The Court of Justice of the European Union (CJEU) ruled on 3 June that qualified investors can also hold Bankia (now part of CaixaBank) liable for inaccuracies contained in the brocure for its IPO in 2011, as it did not reflect the bank’s accounting reality.
The case pits Bankia against Unión Mutua Asistencial de Seguros (UMAS), a qualified investor who participated in the bank’s IPO and subscribed to a purchase order for 160,000 shares at a price of 3.75 euros per share. UMAS seeks a declaration of nullity on the grounds of error of consent in the purchase of shares and a declaration of Bankia’s liability in the alternative for lack of truthfulness in the prospectus for the issue.
It does not cover only retail investors
The Supreme Court asked the Court of Justice of the EU whether the prospectus liability action covers both retail and qualified investors when addressed to both, or only retail investors.
The judgment determines that, in the case of a public offer for subscription of shares addressed to both retail investors and qualified investors, the action for liability for the information contained in the prospectus “does not cover only retail investors but also qualified investors”. The CJEU therefore considers that it is legitimate for institutional investors to be able to rely on the information contained in the prospectus, which is presumed to be “complete” and “reliable”. Even so, the court also concludes that the EU directive does not preclude the provisions of Spanish law that allow the judge to take into consideration the fact that an investor could or should have more information in addition to the information made available to all potential purchasers.
The European judges argue that “it cannot be deduced” from the EU directive that qualified investors “do not have the possibility of bringing an action for liability” because, in the case of a mixed offer, all investors to whom it is addressed “regardless of their status, have that document, which allegedly contains complete and reliable information that it is legitimate to invoke”.
Thus, as long as there is a prospectus, “it should be possible to bring a civil liability action for the information in the prospectus, regardless of the status of the investor who considers himself to have been harmed”.
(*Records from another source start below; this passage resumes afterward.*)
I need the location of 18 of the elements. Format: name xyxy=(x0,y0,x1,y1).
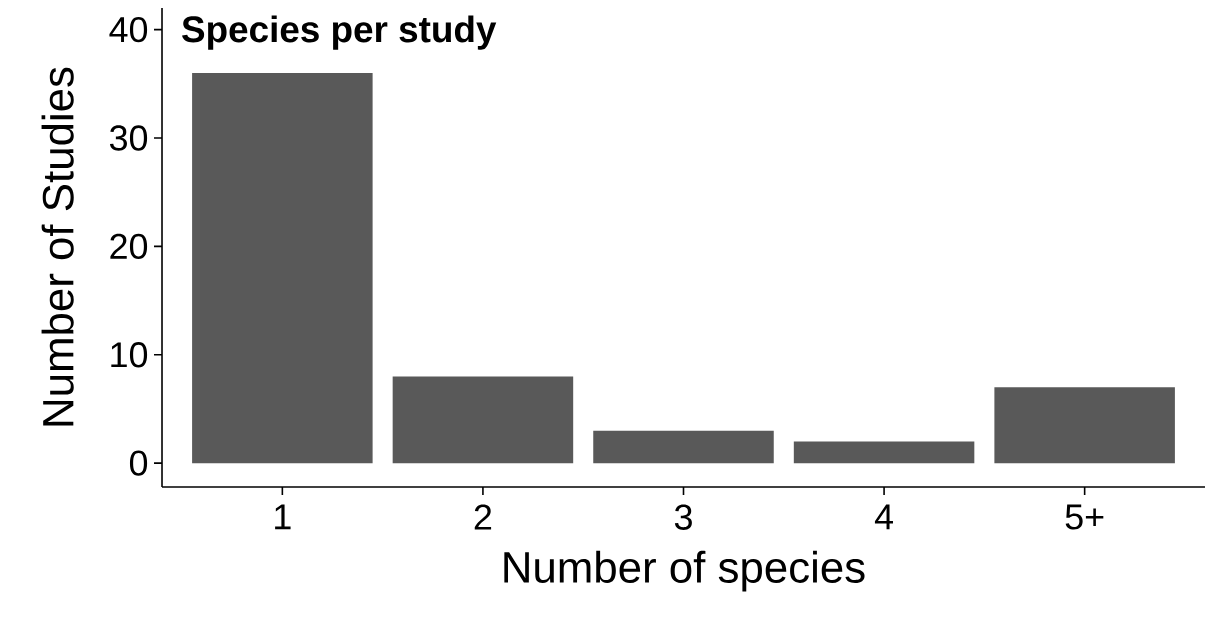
x-tick-label: 4 xyxy=(874,504,893,530)
x-tick-label: 2 xyxy=(474,504,492,530)
x-tick-label: 1 xyxy=(275,504,291,530)
chart-title: Species per study xyxy=(182,15,497,50)
x-tick-label: 5+ xyxy=(1065,504,1104,530)
y-tick-label: 40 xyxy=(109,16,148,43)
bar xyxy=(192,73,373,464)
x-axis-title: Number of species xyxy=(504,550,865,592)
bar xyxy=(392,376,574,464)
y-tick-label: 10 xyxy=(111,342,148,368)
y-tick-label: 20 xyxy=(110,233,148,260)
y-tick-label: 30 xyxy=(109,125,148,151)
x-tick-label: 3 xyxy=(674,504,692,530)
y-tick-label: 0 xyxy=(129,450,148,476)
bar xyxy=(593,430,774,464)
bar xyxy=(793,441,975,464)
y-axis-title: Number of Studies xyxy=(41,67,74,426)
bar xyxy=(994,387,1175,464)
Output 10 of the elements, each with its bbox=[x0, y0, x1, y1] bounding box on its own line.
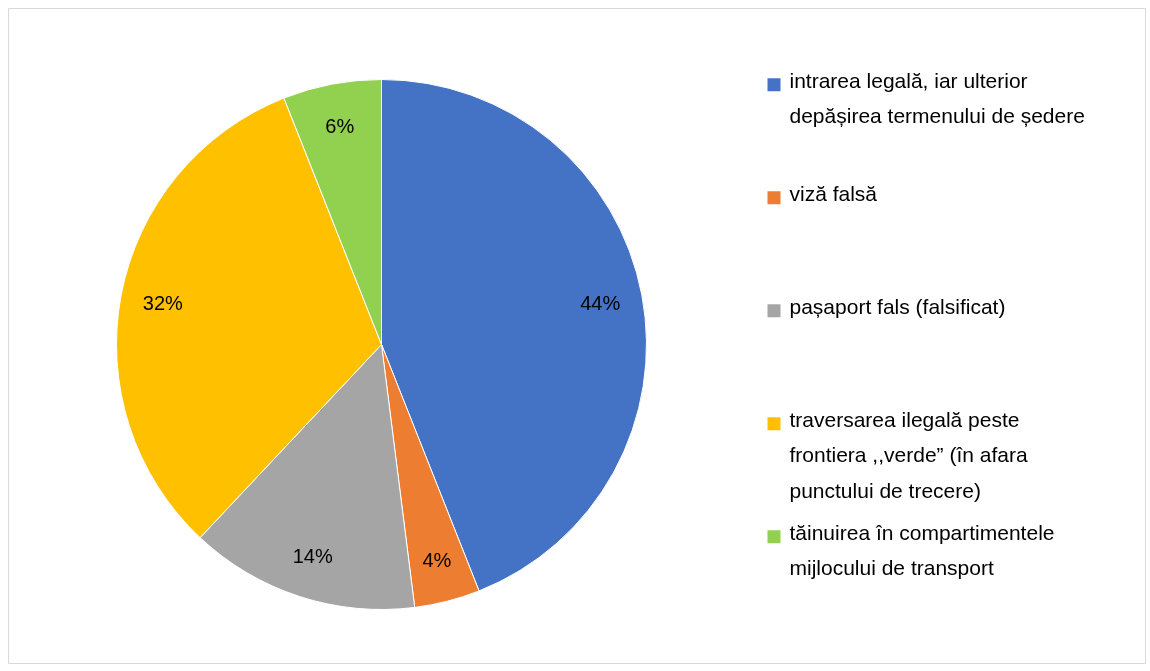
legend-label: tăinuirea în compartimentele mijlocului de transport bbox=[789, 520, 1055, 580]
data-label: 14% bbox=[292, 545, 333, 568]
legend-label: viză falsă bbox=[789, 181, 878, 205]
legend-label: traversarea ilegală peste frontiera ,,verde” (în afara punctului de trecere) bbox=[789, 407, 1028, 502]
legend-label: intrarea legală, iar ulterior depășirea termenului de ședere bbox=[789, 68, 1085, 128]
legend-label: pașaport fals (falsificat) bbox=[789, 294, 1006, 318]
data-label: 32% bbox=[142, 291, 184, 314]
data-label: 6% bbox=[325, 114, 355, 137]
data-label: 4% bbox=[422, 549, 452, 572]
data-label: 44% bbox=[580, 291, 621, 314]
The EU Court of Justice upholds Spanish rules that allow a judge to take into account whether a qualified investor “has or should have knowledge” of the financial situation of a listed company “on the basis of his relations with the company and outside the prospectus” and even “obliges the judge to take that fact into account”.
However, it adds that this is possible as long as it does not result in “less favourable” treatment than “similar” actions under national law “and does not have the practical effect of making it impossible or excessively difficult to bring an action for liability”.
The Luxembourg decision constitutes a new setback for Spanish case law, which mostly considers that the profile of the investor is relevant in order to pass judgement, in the sense that if an investor has knowledge, he or she should know the real situation of Bankia. However, the objective fact is that Bankia’s IPO prospectus was inaccurate and, therefore, it does not matter what type of investor you are since you have based your decision on false information.